As humans journey farther from Earth, communication with medical staff or resupply of medicine become increasingly difficult. NASA is building tools to help astronauts diagnose and treat sickness themselves to solve this problem.
CMO-DA (Crew Medical Officer Digital Assistant) is an in-development space medical guidance tool that helps guide astronauts through symptom assessment and treatment when a doctor isn’t available.
It operates on Vertex AI by Google Cloud and is capable in all speech, text and image modalities.
NASA actually owns the source-code of the app, however, uses various Google services for most cloud solutions, it app development and AI training.
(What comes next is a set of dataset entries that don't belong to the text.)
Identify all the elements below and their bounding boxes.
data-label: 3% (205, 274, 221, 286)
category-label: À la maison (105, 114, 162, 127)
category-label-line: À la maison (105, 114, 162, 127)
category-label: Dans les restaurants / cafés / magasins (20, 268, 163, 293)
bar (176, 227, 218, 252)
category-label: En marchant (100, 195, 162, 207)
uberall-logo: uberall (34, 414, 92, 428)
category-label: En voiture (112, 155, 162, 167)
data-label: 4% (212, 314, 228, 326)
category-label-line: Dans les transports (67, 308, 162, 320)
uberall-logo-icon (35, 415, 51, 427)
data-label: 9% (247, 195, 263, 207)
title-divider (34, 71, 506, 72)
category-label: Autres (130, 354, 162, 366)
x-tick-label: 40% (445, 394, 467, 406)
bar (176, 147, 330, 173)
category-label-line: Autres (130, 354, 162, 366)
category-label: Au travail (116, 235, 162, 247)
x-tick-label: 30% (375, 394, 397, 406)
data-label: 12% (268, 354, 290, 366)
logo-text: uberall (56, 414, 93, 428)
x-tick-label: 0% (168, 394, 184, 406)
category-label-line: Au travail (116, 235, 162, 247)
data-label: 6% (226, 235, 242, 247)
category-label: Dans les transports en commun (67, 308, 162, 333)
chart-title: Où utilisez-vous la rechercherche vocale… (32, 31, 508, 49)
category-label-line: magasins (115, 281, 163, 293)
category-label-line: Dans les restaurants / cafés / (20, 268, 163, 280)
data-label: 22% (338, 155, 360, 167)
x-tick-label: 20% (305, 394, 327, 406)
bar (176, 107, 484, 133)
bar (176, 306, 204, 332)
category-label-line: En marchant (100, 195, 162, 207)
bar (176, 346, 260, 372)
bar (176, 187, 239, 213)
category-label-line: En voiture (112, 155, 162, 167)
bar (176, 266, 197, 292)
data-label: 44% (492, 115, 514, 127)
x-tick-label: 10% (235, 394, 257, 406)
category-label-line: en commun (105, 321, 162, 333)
The assistant has previously been tested with an injury to the ankle, ear pain and flank pain. It accurately diagnosed 88 percent of ankle injuries, 80 percent of ear pain incidents and 74 percent of flank pains in tests.
NASA wants to enhance the system with data from medical devices and give it an understanding of space-relevant problems, such as the effect of microgravity on the human body.
Although experts said it could also help with improving health care here, it’s unclear whether Google will seek permission to apply this tool to Earth.
Google engineer David Cruley said the project could eventually help people on Earth by making the specialized of advanced medical assistance easier to obtain by advanced technology beyond Earth to the region, facilitating travel to more remote areas.